First, specify a Memory buffer
to track the conversation inputs / outputs.
import { ConversationalRetrievalQAChain } from "langchain/chains";
import { BufferMemory } from "langchain/memory";
import { ChatOpenAI } from "langchain/chat_models/openai";
const memory = new BufferMemory({
memoryKey: "chat_history",
returnMessages: true,
});
Next, we initialize and call the chain:
const model = new ChatOpenAI({ modelName: "gpt-3.5-turbo" });
const chain = ConversationalRetrievalQAChain.fromLLM(
model,
vectorStore.asRetriever(),
{
memory,
}
);
const result = await chain.call({
question: "What are some of the main ideas in self-reflection?",
});
console.log(result);
/*
{
text: 'Some main ideas in self-reflection include:\n' +
'\n' +
'1. Iterative Improvement: Self-reflection allows autonomous agents to improve by continuously refining past action decisions and correcting mistakes.\n' +
'\n' +
'2. Trial and Error: Self-reflection plays a crucial role in real-world tasks where trial and error are inevitable.
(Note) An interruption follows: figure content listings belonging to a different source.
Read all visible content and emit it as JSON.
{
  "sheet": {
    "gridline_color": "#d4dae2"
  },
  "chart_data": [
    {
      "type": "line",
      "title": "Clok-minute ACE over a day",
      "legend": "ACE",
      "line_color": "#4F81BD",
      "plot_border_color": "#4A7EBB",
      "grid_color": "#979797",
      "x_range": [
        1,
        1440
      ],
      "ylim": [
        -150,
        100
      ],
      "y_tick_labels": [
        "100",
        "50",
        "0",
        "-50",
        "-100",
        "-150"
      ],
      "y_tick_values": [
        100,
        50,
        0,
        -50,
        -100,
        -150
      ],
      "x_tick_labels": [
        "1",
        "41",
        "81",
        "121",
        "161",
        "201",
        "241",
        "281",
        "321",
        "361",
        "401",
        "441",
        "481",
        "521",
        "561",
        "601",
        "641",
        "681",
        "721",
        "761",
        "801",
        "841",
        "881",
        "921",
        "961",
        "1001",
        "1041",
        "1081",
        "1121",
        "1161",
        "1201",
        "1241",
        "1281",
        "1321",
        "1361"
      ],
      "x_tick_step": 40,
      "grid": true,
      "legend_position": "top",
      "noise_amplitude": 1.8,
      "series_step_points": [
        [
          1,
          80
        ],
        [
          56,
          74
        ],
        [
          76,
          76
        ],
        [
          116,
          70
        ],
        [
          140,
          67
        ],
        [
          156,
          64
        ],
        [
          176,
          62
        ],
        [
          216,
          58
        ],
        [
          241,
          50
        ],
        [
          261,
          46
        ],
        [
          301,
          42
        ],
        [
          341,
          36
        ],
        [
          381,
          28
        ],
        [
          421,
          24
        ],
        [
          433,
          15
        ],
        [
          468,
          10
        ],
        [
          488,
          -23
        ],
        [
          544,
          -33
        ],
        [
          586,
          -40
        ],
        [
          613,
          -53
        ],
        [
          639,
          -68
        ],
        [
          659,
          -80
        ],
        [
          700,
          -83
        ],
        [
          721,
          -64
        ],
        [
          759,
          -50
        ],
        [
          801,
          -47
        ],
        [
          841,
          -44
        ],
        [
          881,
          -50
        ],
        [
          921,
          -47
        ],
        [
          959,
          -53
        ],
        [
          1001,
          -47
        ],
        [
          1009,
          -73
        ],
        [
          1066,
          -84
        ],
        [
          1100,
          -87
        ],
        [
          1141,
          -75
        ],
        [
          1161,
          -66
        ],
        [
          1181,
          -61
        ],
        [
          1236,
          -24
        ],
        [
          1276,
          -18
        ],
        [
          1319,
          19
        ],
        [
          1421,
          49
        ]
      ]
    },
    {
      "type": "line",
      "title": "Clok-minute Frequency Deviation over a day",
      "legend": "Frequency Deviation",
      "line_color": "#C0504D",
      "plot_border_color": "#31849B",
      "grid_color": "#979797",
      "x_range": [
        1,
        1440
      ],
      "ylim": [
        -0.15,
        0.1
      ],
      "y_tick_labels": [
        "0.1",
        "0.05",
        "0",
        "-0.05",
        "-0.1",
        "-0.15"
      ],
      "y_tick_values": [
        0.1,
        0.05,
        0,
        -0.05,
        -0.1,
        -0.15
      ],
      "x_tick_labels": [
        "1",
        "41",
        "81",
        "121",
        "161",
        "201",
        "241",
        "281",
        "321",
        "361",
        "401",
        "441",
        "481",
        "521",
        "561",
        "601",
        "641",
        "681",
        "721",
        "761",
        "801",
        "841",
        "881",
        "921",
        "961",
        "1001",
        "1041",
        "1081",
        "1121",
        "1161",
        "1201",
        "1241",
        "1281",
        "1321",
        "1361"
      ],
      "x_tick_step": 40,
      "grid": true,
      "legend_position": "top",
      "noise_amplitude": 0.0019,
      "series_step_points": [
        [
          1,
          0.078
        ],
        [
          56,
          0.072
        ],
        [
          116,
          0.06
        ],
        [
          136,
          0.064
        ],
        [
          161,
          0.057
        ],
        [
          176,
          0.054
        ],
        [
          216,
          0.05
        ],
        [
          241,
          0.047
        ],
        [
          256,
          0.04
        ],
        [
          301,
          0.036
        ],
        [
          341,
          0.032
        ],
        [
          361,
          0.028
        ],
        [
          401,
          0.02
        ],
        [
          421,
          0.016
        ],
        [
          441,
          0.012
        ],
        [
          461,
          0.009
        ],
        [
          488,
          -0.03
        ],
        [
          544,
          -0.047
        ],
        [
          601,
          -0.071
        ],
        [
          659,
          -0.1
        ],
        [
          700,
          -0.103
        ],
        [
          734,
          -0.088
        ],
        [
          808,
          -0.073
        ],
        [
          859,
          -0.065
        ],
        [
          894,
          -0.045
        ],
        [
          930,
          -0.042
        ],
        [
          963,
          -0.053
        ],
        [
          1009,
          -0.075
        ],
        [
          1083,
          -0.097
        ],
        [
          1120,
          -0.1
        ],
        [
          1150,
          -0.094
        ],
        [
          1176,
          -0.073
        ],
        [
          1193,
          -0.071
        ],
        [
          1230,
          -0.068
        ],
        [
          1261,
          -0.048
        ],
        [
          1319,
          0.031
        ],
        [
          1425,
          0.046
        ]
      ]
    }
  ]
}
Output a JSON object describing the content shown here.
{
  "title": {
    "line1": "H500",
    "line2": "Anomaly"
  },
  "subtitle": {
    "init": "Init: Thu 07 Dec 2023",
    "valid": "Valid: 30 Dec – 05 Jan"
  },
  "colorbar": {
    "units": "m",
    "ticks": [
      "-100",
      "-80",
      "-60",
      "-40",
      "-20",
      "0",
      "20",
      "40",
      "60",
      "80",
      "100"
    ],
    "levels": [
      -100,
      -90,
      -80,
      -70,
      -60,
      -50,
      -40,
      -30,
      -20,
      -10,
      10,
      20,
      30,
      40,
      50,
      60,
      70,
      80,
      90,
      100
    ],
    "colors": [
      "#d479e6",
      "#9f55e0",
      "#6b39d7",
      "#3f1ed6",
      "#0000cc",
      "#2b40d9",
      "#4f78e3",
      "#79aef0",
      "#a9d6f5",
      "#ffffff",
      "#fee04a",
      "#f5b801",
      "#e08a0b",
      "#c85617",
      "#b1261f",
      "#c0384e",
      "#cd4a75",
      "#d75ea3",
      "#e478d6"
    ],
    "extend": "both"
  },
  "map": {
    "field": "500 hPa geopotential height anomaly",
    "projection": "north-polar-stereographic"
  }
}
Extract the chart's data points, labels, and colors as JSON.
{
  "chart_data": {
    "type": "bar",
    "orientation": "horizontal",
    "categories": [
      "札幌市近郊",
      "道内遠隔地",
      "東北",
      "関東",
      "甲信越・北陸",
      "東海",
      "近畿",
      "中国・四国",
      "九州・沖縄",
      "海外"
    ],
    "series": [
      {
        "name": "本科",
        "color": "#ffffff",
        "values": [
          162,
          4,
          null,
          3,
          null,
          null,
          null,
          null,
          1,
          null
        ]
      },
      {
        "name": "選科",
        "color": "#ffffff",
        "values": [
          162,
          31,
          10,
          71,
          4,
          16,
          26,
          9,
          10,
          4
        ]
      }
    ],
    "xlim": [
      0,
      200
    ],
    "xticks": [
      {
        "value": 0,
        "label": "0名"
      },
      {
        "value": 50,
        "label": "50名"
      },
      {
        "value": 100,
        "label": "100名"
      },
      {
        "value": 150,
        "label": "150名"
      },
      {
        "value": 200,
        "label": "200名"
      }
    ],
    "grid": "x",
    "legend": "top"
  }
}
It helps agents learn from failed trajectories and make adjustments for future actions.\n' +
'\n' +
'3. Constructive Criticism: Agents engage in constructive self-criticism of their big-picture behavior to identify areas for improvement.\n' +
'\n' +
'4. Decision and Strategy Refinement: Reflection on past decisions and strategies enables agents to refine their approach and make more informed choices.\n' +
'\n' +
'5. Efficiency and Optimization: Self-reflection encourages agents to be smart and efficient in their actions, aiming to complete tasks in the least number of steps.\n' +
'\n' +
'These ideas highlight the importance of self-reflection in enhancing performance and guiding future actions.'
}
*/
The Memory buffer
has context to resolve "it"
("self-reflection") in the below question.
const followupResult = await chain.call({
question: "How does the Reflexion paper handle it?",
});
console.log(followupResult);
/*
{
text: "The Reflexion paper introduces a framework that equips agents with dynamic memory and self-reflection capabilities to improve their reasoning skills. The approach involves showing the agent two-shot examples, where each example consists of a failed trajectory and an ideal reflection on how to guide future changes in the agent's plan. These reflections are then added to the agent's working memory as context for querying a language model. The agent uses this self-reflection information to make decisions on whether to start a new trial or continue with the current plan."
}
*/
4.2 Going deeper
The documentation on ConversationalRetrievalQAChain
offers a few extensions, such as streaming and source documents.